Craiglist asked to shut down adult personals over sex trafficking
While Craiglist's adult personals section has been the subject of a great many jokes, two alleged sex crimes as a result of the site may make you think more seriously about it. An interest group focused on human rights for women has blasted the site by taking out an ad in The Washington Post and San Francisco Chronicle asking for the adult services section to be shut down.
The Rebecca Project's ad tells the story of "AK," who claims to have been raped as a result of the site, and "MC." who was forced into prostitution as a result of the site. The ad claims that Craigslist makes $36 million yearly by charging for ads in this space.

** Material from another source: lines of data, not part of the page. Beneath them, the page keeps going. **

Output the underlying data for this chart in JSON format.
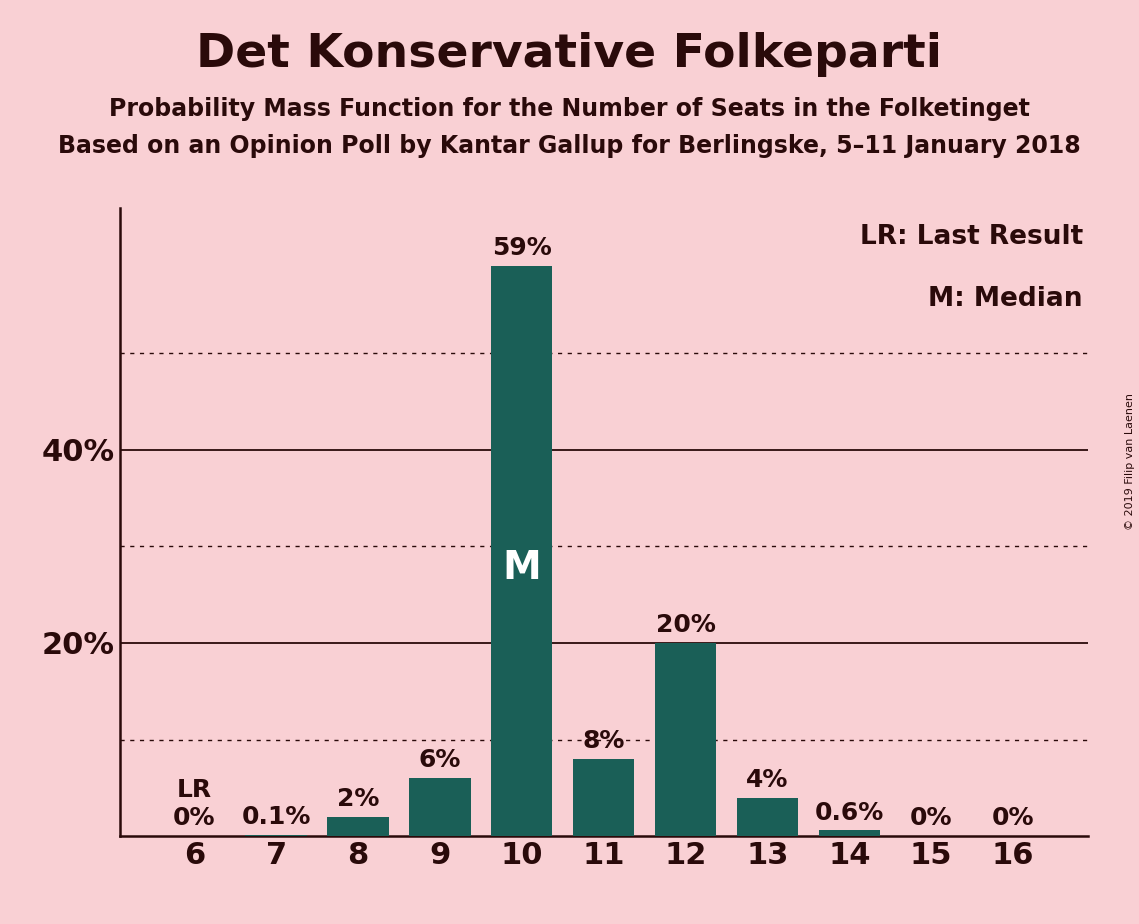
{
  "title": "Det Konservative Folkeparti",
  "subtitle1": "Probability Mass Function for the Number of Seats in the Folketinget",
  "subtitle2": "Based on an Opinion Poll by Kantar Gallup for Berlingske, 5–11 January 2018",
  "copyright": "© 2019 Filip van Laenen",
  "categories": [
    6,
    7,
    8,
    9,
    10,
    11,
    12,
    13,
    14,
    15,
    16
  ],
  "values": [
    0.0,
    0.1,
    2.0,
    6.0,
    59.0,
    8.0,
    20.0,
    4.0,
    0.6,
    0.0,
    0.0
  ],
  "labels": [
    "0%",
    "0.1%",
    "2%",
    "6%",
    "59%",
    "8%",
    "20%",
    "4%",
    "0.6%",
    "0%",
    "0%"
  ],
  "bar_color": "#1a5f57",
  "background_color": "#f9d0d4",
  "text_color": "#2a0a0a",
  "title_fontsize": 34,
  "subtitle_fontsize": 17,
  "label_fontsize": 18,
  "axis_label_fontsize": 22,
  "legend_fontsize": 19,
  "dotted_lines": [
    10,
    30,
    50
  ],
  "solid_lines": [
    20,
    40
  ],
  "ylim": [
    0,
    65
  ],
  "median_seat": 10,
  "lr_seat": 6,
  "legend_lr": "LR: Last Result",
  "legend_m": "M: Median",
  "bar_width": 0.75
}
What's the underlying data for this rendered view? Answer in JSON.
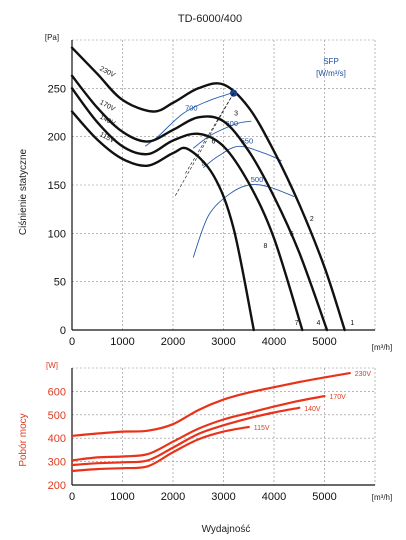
{
  "chart_data": [
    {
      "type": "line",
      "title": "TD-6000/400",
      "ylabel": "Ciśnienie statyczne",
      "y_unit": "[Pa]",
      "x_unit": "[m³/h]",
      "xlim": [
        0,
        6000
      ],
      "ylim": [
        0,
        300
      ],
      "xticks": [
        0,
        1000,
        2000,
        3000,
        4000,
        5000
      ],
      "yticks": [
        0,
        50,
        100,
        150,
        200,
        250
      ],
      "grid": true,
      "sfp_title": "SFP",
      "sfp_unit": "[W/m³/s]",
      "series": [
        {
          "name": "230V",
          "x": [
            0,
            500,
            1000,
            1600,
            2000,
            2500,
            3000,
            3500,
            4000,
            4500,
            5000,
            5400
          ],
          "y": [
            292,
            265,
            238,
            226,
            235,
            250,
            254,
            230,
            185,
            130,
            65,
            0
          ]
        },
        {
          "name": "170V",
          "x": [
            0,
            500,
            1000,
            1500,
            2000,
            2500,
            3000,
            3500,
            4000,
            4500,
            5050
          ],
          "y": [
            263,
            230,
            205,
            195,
            207,
            220,
            216,
            185,
            138,
            80,
            0
          ]
        },
        {
          "name": "140V",
          "x": [
            0,
            500,
            1000,
            1500,
            2000,
            2500,
            3000,
            3500,
            4000,
            4560
          ],
          "y": [
            250,
            215,
            190,
            182,
            196,
            203,
            190,
            152,
            95,
            0
          ]
        },
        {
          "name": "115V",
          "x": [
            0,
            500,
            1000,
            1500,
            2000,
            2300,
            2800,
            3200,
            3600
          ],
          "y": [
            226,
            197,
            177,
            170,
            183,
            187,
            160,
            105,
            0
          ]
        }
      ],
      "point_labels": [
        {
          "text": "1",
          "x": 5550,
          "y": 5
        },
        {
          "text": "2",
          "x": 4750,
          "y": 113
        },
        {
          "text": "3",
          "x": 3250,
          "y": 222
        },
        {
          "text": "4",
          "x": 4880,
          "y": 5
        },
        {
          "text": "5",
          "x": 4350,
          "y": 97
        },
        {
          "text": "6",
          "x": 2800,
          "y": 193
        },
        {
          "text": "7",
          "x": 4450,
          "y": 5
        },
        {
          "text": "8",
          "x": 3830,
          "y": 85
        },
        {
          "text": "9",
          "x": 2600,
          "y": 170
        }
      ],
      "sfp_curves": [
        {
          "name": "700",
          "x": [
            1450,
            1700,
            2200,
            2700,
            3150
          ],
          "y": [
            190,
            200,
            224,
            237,
            245
          ]
        },
        {
          "name": "600",
          "x": [
            2400,
            2700,
            3000,
            3300,
            3550
          ],
          "y": [
            188,
            200,
            208,
            214,
            216
          ]
        },
        {
          "name": "550",
          "x": [
            2600,
            2900,
            3300,
            3800,
            4150
          ],
          "y": [
            168,
            180,
            190,
            183,
            175
          ]
        },
        {
          "name": "500",
          "x": [
            2400,
            2700,
            3100,
            3500,
            3900,
            4400
          ],
          "y": [
            75,
            118,
            140,
            150,
            148,
            138
          ]
        }
      ],
      "operating_point": {
        "x": 3200,
        "y": 245
      }
    },
    {
      "type": "line",
      "ylabel": "Pobór mocy",
      "y_unit": "[W]",
      "x_unit": "[m³/h]",
      "xlabel": "Wydajność",
      "xlim": [
        0,
        6000
      ],
      "ylim": [
        200,
        700
      ],
      "xticks": [
        0,
        1000,
        2000,
        3000,
        4000,
        5000
      ],
      "yticks": [
        200,
        300,
        400,
        500,
        600
      ],
      "grid": true,
      "series": [
        {
          "name": "230V",
          "x": [
            0,
            500,
            1000,
            1500,
            2000,
            2500,
            3000,
            3500,
            4000,
            4500,
            5000,
            5500
          ],
          "y": [
            410,
            420,
            428,
            432,
            460,
            520,
            565,
            595,
            618,
            640,
            660,
            678
          ]
        },
        {
          "name": "170V",
          "x": [
            0,
            500,
            1000,
            1500,
            2000,
            2500,
            3000,
            3500,
            4000,
            4500,
            5000
          ],
          "y": [
            305,
            318,
            322,
            332,
            385,
            440,
            480,
            508,
            535,
            560,
            580
          ]
        },
        {
          "name": "140V",
          "x": [
            0,
            500,
            1000,
            1500,
            2000,
            2500,
            3000,
            3500,
            4000,
            4500
          ],
          "y": [
            285,
            293,
            297,
            305,
            360,
            418,
            455,
            485,
            510,
            530
          ]
        },
        {
          "name": "115V",
          "x": [
            0,
            500,
            1000,
            1500,
            2000,
            2500,
            3000,
            3500
          ],
          "y": [
            260,
            268,
            272,
            280,
            340,
            395,
            428,
            448
          ]
        }
      ]
    }
  ]
}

Craiglist took to its own blog to defend itself, saying it was "anxious" to see the perpetrators behind bars, and asked to know where these police reports have been filed, saying it had yet to be able to locate such reports.
"If craigslist was misused, we want to learn more so we can improve our preventative measures," Craigslist co-founder Jim Buckmaster wrote. "If anyone committing such crimes has not yet been apprehended and prosecuted, we want to do everything in our power to assist the police in making that happen."
Both "AK" and "MC" say that the open letter was written to Craigslist in order to prove how easy the site makes it for criminals to carry out acts like this. However, it seems to be clear that The Rebecca Project has so far not provided the company with actual evidence that law enforcement has ever been involved in their cases.
Regardless of whether the stories are true or not, Buckmaster assured that misuse of the site is quite rare, and that it has taken steps to prevent abuse of the adult services section, including a manual review of every adult service ad that is submitted. He did admit that this manual screening was likely implemented after these two incidents occurred based on the time period they were written.
Other efforts to prevent wrongful use include encouragement of user participation in reporting misuse, creating specialized search functions for law enforcement, and requiring phone verification for every adult service ad, among others.
"We are not content however, and are committed to making further progress," he concluded.